DENVER — A Denver Public Schools investigation into the use of a “seclusion room” at McAuliffe International School found employees, including former principal Kurt Dennis, violated district policy by placing students in at least two rooms without proper supervision and either locked the doors or held them shut to prevent them from leaving.
The findings from the district’s internal investigation, made public during a news conference Thursday, come four weeks after three DPS board members revealed the district would be investigating what whistleblowers called an “incarceration room” at the school, where students of color were allegedly locked from the inside by themselves during the 2022-2023 school year.
The allegations, first brought to the attention of the district at the beginning of the month, came about a month after Dennis was fired by the district for allegedly sharing confidential student information in violation of state and federal laws. Dennis has claimed he was fired after coming forward back in March to criticize the district over safety concerns at the school, particularly daily pat downs of some students – the same protocol that led up to the shooting at East High School earlier this year that left two deans injured and ended with the death of a student hours later.
“Everything the whistleblower(s) alleged Mr. Dennis of doing to these students has been corroborated,” said DPS Board Vice President Auon’tai Anderson during Thursday’s news conference, adding the district has since learned of an additional room at McAuliffe (Room 115) that was also used for seclusion purposes.
The allegations from the whistleblowers, which the district made public on Aug. 7, came from a group of staff members at McAuliffe, who claimed students of color “were quite literally dragged through the school screaming down the hallway” and locked inside Room 121E from the outside, with locks also placed on the windows of the room to prevent students from leaving. The use of these rooms for seclusion purposes — which violate district policy — started on or around Nov. 18, 2022, and continued through the end of the academic year, according to a summary of the investigation’s findings provided by Anderson.
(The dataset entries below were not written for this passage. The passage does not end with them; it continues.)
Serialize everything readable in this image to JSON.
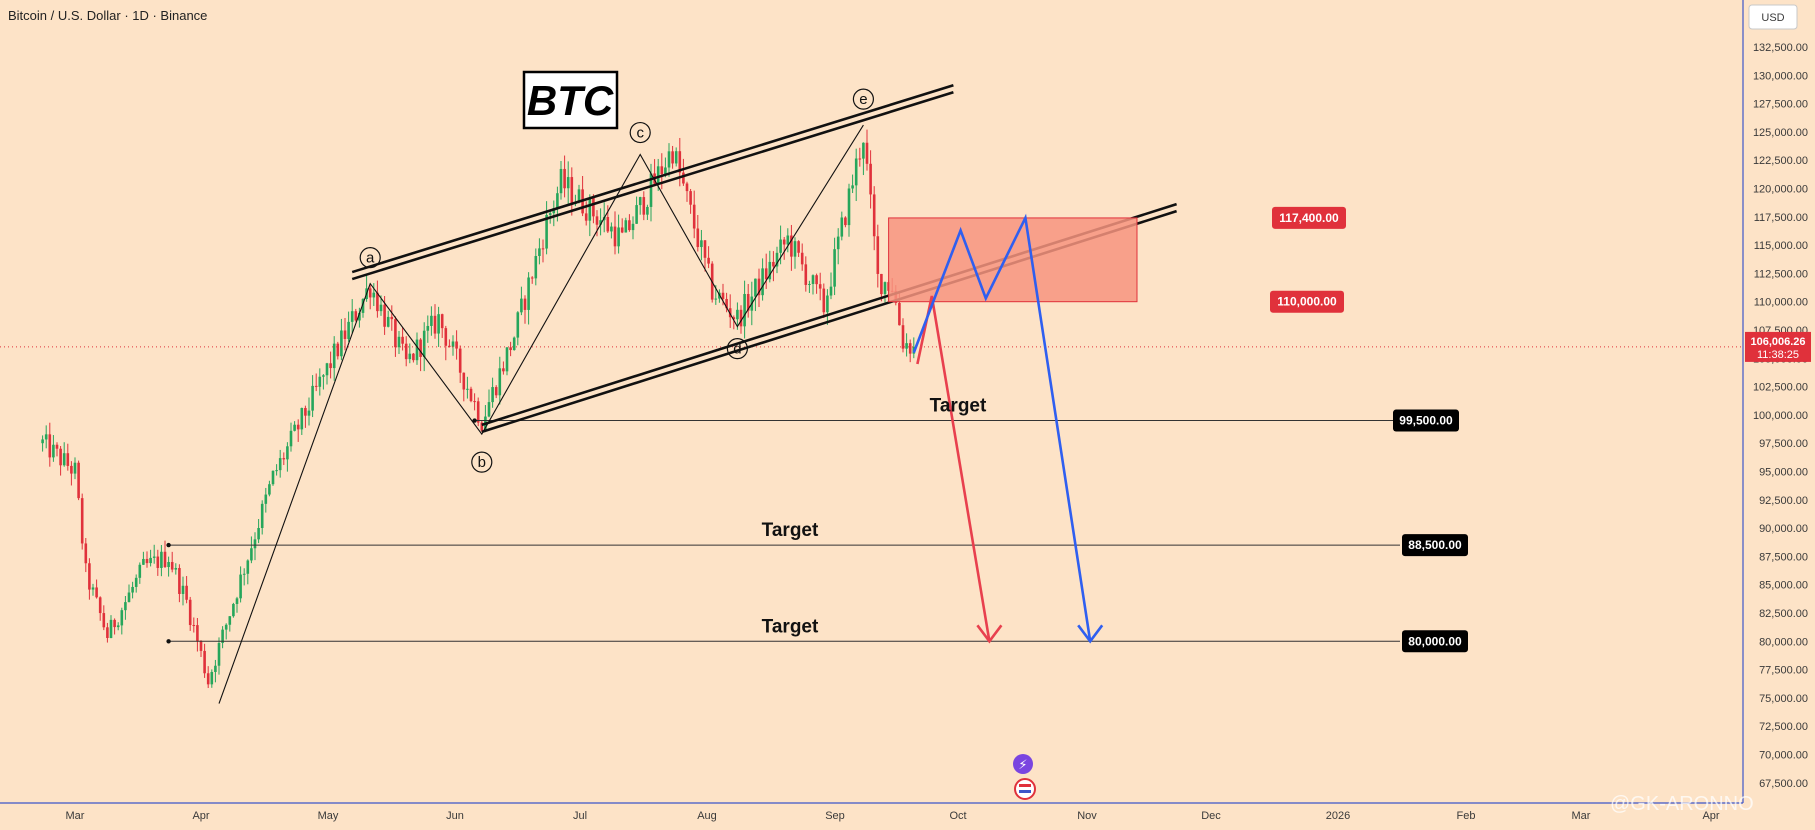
{
  "header": {
    "title": "Bitcoin / U.S. Dollar · 1D · Binance",
    "currency_button": "USD"
  },
  "price_tag": {
    "price": "106,006.26",
    "countdown": "11:38:25"
  },
  "watermark": "@GK-ARONNO",
  "annotation": {
    "label": "BTC"
  },
  "colors": {
    "background": "#fde3c7",
    "bull": "#26a65b",
    "bear": "#e0313b",
    "zone": "#f7947f",
    "red_path": "#e8404e",
    "blue_path": "#2f5ff0",
    "axis_line": "#3d56c9"
  },
  "chart_data": {
    "type": "candlestick",
    "title": "Bitcoin / U.S. Dollar · 1D · Binance",
    "y_axis": {
      "ylim": [
        66000,
        135000
      ],
      "ticks": [
        "132,500.00",
        "130,000.00",
        "127,500.00",
        "125,000.00",
        "122,500.00",
        "120,000.00",
        "117,500.00",
        "115,000.00",
        "112,500.00",
        "110,000.00",
        "107,500.00",
        "105,000.00",
        "102,500.00",
        "100,000.00",
        "97,500.00",
        "95,000.00",
        "92,500.00",
        "90,000.00",
        "87,500.00",
        "85,000.00",
        "82,500.00",
        "80,000.00",
        "77,500.00",
        "75,000.00",
        "72,500.00",
        "70,000.00",
        "67,500.00"
      ]
    },
    "x_axis": {
      "labels": [
        "Mar",
        "Apr",
        "May",
        "Jun",
        "Jul",
        "Aug",
        "Sep",
        "Oct",
        "Nov",
        "Dec",
        "2026",
        "Feb",
        "Mar",
        "Apr"
      ]
    },
    "last_price": 106006.26,
    "price_path": [
      [
        "2025-02-20",
        97500
      ],
      [
        "2025-03-01",
        95000
      ],
      [
        "2025-03-04",
        86000
      ],
      [
        "2025-03-10",
        80500
      ],
      [
        "2025-03-20",
        86500
      ],
      [
        "2025-03-27",
        87500
      ],
      [
        "2025-04-01",
        83500
      ],
      [
        "2025-04-07",
        76500
      ],
      [
        "2025-04-15",
        84500
      ],
      [
        "2025-04-25",
        94500
      ],
      [
        "2025-05-10",
        104000
      ],
      [
        "2025-05-22",
        111500
      ],
      [
        "2025-06-01",
        104500
      ],
      [
        "2025-06-10",
        108500
      ],
      [
        "2025-06-22",
        99500
      ],
      [
        "2025-07-01",
        107000
      ],
      [
        "2025-07-10",
        117000
      ],
      [
        "2025-07-14",
        120500
      ],
      [
        "2025-07-31",
        115500
      ],
      [
        "2025-08-14",
        123500
      ],
      [
        "2025-08-25",
        111000
      ],
      [
        "2025-09-01",
        108500
      ],
      [
        "2025-09-15",
        115500
      ],
      [
        "2025-09-25",
        109500
      ],
      [
        "2025-10-06",
        124800
      ],
      [
        "2025-10-10",
        112000
      ],
      [
        "2025-10-14",
        111500
      ],
      [
        "2025-10-17",
        106500
      ],
      [
        "2025-10-20",
        106006
      ]
    ],
    "channel": {
      "upper": [
        [
          "2025-05-17",
          112000
        ],
        [
          "2025-10-31",
          128500
        ]
      ],
      "lower": [
        [
          "2025-06-22",
          98500
        ],
        [
          "2026-01-01",
          118000
        ]
      ]
    },
    "waves": [
      {
        "label": "a",
        "date": "2025-05-22",
        "price": 111600
      },
      {
        "label": "b",
        "date": "2025-06-22",
        "price": 98300
      },
      {
        "label": "c",
        "date": "2025-08-05",
        "price": 123000
      },
      {
        "label": "d",
        "date": "2025-09-01",
        "price": 107800
      },
      {
        "label": "e",
        "date": "2025-10-06",
        "price": 125600
      }
    ],
    "zone": {
      "from": "2025-10-13",
      "to": "2025-12-21",
      "top": 117400,
      "bottom": 110000
    },
    "targets": [
      {
        "label": "Target",
        "price": 99500,
        "tag": "99,500.00",
        "from": "2025-06-20"
      },
      {
        "label": "Target",
        "price": 88500,
        "tag": "88,500.00",
        "from": "2025-03-27"
      },
      {
        "label": "Target",
        "price": 80000,
        "tag": "80,000.00",
        "from": "2025-03-27"
      }
    ],
    "zone_tags": [
      {
        "price": 117400,
        "tag": "117,400.00"
      },
      {
        "price": 110000,
        "tag": "110,000.00"
      }
    ],
    "projection_red": [
      [
        "2025-10-21",
        104500
      ],
      [
        "2025-10-25",
        110500
      ],
      [
        "2025-11-10",
        80000
      ]
    ],
    "projection_blue": [
      [
        "2025-10-20",
        105500
      ],
      [
        "2025-10-26",
        110500
      ],
      [
        "2025-11-02",
        116300
      ],
      [
        "2025-11-09",
        110300
      ],
      [
        "2025-11-20",
        117400
      ],
      [
        "2025-12-08",
        80000
      ]
    ]
  }
}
DPS votes in support of district’s firing of former McAuliffe School principal
The district’s investigation found Dennis either used – or directed staff to use – these two rooms to put students there without proper supervision and once inside, either locked the door or held them shut so that students would be prevented from leaving.
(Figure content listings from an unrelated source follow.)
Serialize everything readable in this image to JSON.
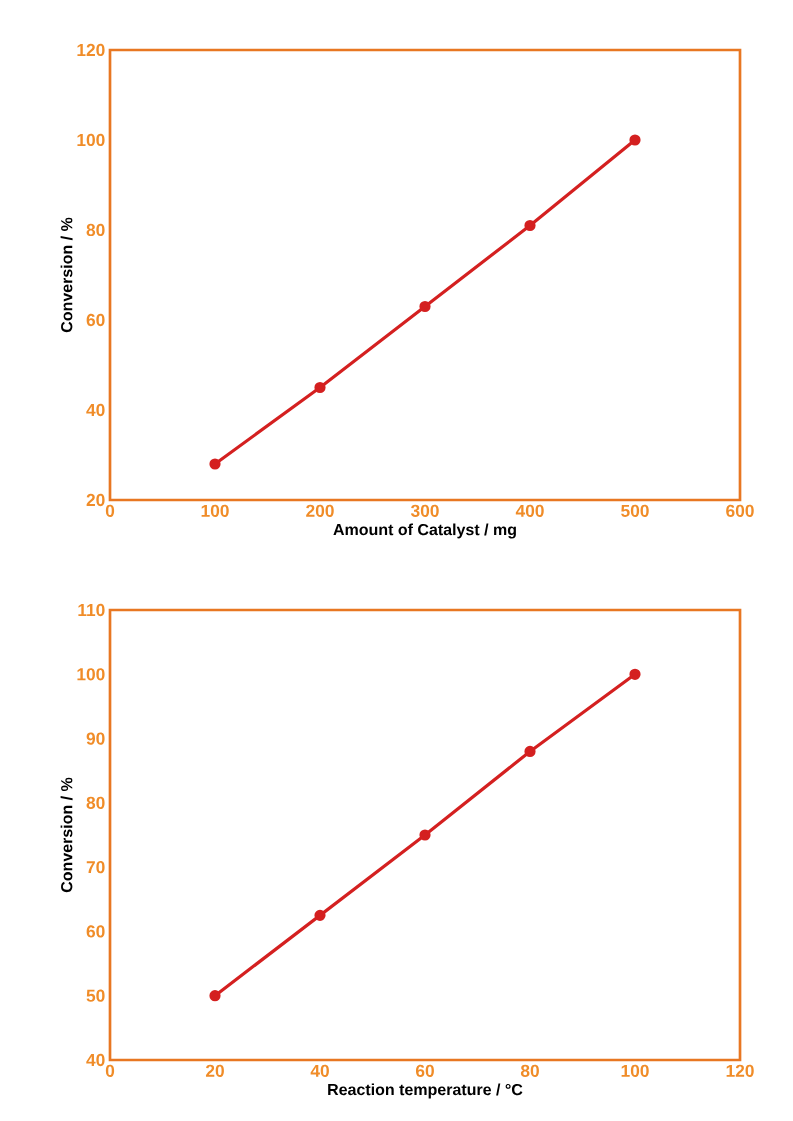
{
  "chart_data": [
    {
      "type": "line",
      "xlabel": "Amount of Catalyst / mg",
      "ylabel": "Conversion / %",
      "x": [
        100,
        200,
        300,
        400,
        500
      ],
      "series": [
        {
          "color": "#d42020",
          "values": [
            28,
            45,
            63,
            81,
            100
          ]
        }
      ],
      "xlim": [
        0,
        600
      ],
      "ylim": [
        20,
        120
      ],
      "xticks": [
        0,
        100,
        200,
        300,
        400,
        500,
        600
      ],
      "yticks": [
        20,
        40,
        60,
        80,
        100,
        120
      ],
      "marker": "circle",
      "line_style": "solid"
    },
    {
      "type": "line",
      "xlabel": "Reaction temperature / °C",
      "ylabel": "Conversion / %",
      "x": [
        20,
        40,
        60,
        80,
        100
      ],
      "series": [
        {
          "color": "#d42020",
          "values": [
            50,
            62.5,
            75,
            88,
            100
          ]
        }
      ],
      "xlim": [
        0,
        120
      ],
      "ylim": [
        40,
        110
      ],
      "xticks": [
        0,
        20,
        40,
        60,
        80,
        100,
        120
      ],
      "yticks": [
        40,
        50,
        60,
        70,
        80,
        90,
        100,
        110
      ],
      "marker": "circle",
      "line_style": "solid"
    }
  ]
}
It also found that Dennis either used – or directed staff to use – these rooms “despite being aware that at least one of the rooms, which was damaged during the course of the school year, was not safe or appropriate for this purpose.”
It did not, however, find sufficient evidence to say that Dennis placed students in the rooms because of their race, color or national origin.
Our Denver news partners reached out to Dennis and his attorney for comment but have yet to hear back.
The former principal, who is now suing the district in response to his firing, has defended his actions, telling The Denver Post in early August that both the room and the method in which students were disciplined was “district-sanctioned.” His attorney has also previously said Dennis didn’t violate any DPS policies and called the room “a much more humane approach than having a student arrested.”
Dennis previously told the Post only two students — a Black child and a white child — were placed in the room, but the district’s internal investigation found at least four children – three of whom spoke to investigators – were placed in the rooms. All were students of color, per the summary of the findings.
In all, 24 witnesses were interviewed during the investigation, with Dennis himself being provided with “multiple opportunities” to participate in the investigation, but who ultimately declined to do so, according to Anderson.
The allegations into the use of the rooms for seclusion purposes have also led to three separate investigations involving the Denver Police Department, the Colorado Department of Education, and the Denver chapter of the NAACP.
Those investigations are still ongoing.